FDA issued a draft guidance document last year pertaining to animal studies - http://www.fda.gov/downloads/MedicalDevices/DeviceRegulationandGuidance/GuidanceDocuments/UCM466358.pdf. While this is a draft guidance, it does provide some insight into what the FDA is thinking with respect to animal studies. Based on my experience with Class II and Class III devices (cardiology), we typically included GLP animal study data with our submissions to FDA. While you can do "simulated use" testing (i.e. bench testing) for validation requirements, animal testing is appropriate when you are looking to collect safety data or usability data (assuming that you have an appropriate animal model). I know that our notified body (DEKRA) really wanted to see usability data. We created worst case use scenarios and then bought in several physicians to use the devices in these scenarios in an animal model.

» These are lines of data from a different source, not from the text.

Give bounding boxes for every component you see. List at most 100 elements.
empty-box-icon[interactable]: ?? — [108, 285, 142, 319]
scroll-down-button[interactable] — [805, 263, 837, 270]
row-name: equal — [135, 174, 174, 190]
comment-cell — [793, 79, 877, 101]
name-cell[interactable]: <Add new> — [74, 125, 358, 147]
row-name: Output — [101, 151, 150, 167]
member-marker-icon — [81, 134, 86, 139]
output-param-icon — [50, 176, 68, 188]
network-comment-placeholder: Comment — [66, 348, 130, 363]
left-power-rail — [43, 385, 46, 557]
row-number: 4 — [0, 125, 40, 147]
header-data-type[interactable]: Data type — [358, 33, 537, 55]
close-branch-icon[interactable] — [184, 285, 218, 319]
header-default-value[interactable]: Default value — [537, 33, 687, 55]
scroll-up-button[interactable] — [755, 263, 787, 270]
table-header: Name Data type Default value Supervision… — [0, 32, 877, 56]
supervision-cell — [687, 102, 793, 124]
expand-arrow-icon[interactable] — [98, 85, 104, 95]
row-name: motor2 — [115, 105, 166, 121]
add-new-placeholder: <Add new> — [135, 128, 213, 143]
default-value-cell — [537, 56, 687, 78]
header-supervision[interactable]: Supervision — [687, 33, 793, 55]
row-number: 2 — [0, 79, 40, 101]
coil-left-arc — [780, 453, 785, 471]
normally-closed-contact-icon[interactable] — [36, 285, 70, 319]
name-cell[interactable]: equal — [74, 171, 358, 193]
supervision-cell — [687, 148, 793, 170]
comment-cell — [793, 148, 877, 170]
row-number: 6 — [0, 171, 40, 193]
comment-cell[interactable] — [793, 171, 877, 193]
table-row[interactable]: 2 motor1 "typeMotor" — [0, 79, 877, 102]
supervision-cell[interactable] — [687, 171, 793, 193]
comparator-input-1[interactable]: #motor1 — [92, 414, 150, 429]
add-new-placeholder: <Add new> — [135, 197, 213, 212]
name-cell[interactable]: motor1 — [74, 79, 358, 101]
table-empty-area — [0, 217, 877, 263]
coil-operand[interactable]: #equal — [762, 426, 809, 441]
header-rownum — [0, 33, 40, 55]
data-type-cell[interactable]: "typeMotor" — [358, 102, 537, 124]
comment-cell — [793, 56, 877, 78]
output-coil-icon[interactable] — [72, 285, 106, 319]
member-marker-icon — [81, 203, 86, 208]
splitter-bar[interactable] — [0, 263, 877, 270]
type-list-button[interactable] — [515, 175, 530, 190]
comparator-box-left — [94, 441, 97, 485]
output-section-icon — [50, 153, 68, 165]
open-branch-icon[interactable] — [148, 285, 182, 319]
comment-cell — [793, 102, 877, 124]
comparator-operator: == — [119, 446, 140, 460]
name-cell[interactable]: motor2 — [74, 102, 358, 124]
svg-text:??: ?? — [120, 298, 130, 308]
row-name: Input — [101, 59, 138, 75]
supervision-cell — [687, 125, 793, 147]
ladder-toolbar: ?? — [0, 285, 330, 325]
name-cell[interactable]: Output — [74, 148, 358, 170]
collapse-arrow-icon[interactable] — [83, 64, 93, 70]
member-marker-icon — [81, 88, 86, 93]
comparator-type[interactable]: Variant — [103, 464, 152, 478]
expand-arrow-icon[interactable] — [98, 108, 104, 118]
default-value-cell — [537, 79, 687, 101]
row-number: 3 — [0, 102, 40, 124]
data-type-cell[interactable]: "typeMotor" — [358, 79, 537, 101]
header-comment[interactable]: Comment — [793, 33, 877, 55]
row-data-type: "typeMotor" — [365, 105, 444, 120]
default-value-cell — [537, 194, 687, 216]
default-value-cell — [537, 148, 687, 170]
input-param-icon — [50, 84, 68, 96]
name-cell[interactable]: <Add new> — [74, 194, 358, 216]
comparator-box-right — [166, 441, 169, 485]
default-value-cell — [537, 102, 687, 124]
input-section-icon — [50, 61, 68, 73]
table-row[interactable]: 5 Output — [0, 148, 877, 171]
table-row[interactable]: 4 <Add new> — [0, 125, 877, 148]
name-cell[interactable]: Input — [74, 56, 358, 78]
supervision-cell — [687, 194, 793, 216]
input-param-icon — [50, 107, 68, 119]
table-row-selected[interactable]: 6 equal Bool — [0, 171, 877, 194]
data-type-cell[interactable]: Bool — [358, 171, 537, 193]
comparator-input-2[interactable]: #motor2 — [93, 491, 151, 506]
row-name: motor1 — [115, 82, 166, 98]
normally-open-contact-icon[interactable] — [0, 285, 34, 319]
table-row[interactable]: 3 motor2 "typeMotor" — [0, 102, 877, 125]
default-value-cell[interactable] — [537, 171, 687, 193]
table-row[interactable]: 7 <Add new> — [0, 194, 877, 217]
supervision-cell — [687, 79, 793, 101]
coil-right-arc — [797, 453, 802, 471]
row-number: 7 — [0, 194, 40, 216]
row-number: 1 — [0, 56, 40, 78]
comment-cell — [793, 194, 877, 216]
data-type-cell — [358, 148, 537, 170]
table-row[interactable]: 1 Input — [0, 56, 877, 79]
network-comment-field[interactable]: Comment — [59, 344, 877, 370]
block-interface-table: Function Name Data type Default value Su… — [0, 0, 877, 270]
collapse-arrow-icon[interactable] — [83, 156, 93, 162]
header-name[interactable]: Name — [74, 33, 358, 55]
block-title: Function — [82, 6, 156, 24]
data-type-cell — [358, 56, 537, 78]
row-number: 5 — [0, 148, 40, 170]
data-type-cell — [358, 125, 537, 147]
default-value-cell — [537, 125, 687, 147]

Hitesh vora +919879137501.

Talal Sharaiha Absolutely Andre! I will definitely do so once the time is right. I believe in the collective mind as opposed to an individual one. And thanks a million Caron. I will definitely reach out to him.

Dr. Patrick Druggan Talal Sharaiha there are templates and they are the same every time, but there have been updates to the MDD, and it is due to be replaced. Annex IX has the list of requirements so you could make one yourself

Julie Omohundro Talal, if you ask an audience of regulatory professionals when start-ups come to them for assistance, they will answer with one voice: "Too late."

Maurizio Colombo For CE mark approval the extension of clinical data needed will depend on how new is your device with reference to similar devices for which you woll claim equivalence in your clinical evaluation.

Matthew Romey Talal Sharaiha Instead of going to a butcher, go to a company that supplies animal parts for research. Out here in California we have Sierra for Medical Science, which offers fresh porcine stomach-with-esophagus for $36 plus shipping. There are probably others closer to you that you could find.

Talal Sharaiha Thank you Matthew and Steven. That is good advice.

Beluh Mabasa Ginting To make sure that you have an appropriate animal model, I suggest you to use ISO 10993-2: 2006, Biological evaluation of medical devices-Part 2: Animal welfare requirements. The scope of this standard is aimed/recommended at those who commission, design, perform test, or evaluate data from animal tests undertaken to assess the biocompatibility of material intended for use in medical devices, or that of medical devices themselves. This standard also mandatory by ASEAN Medical Devices Directive (AMDD).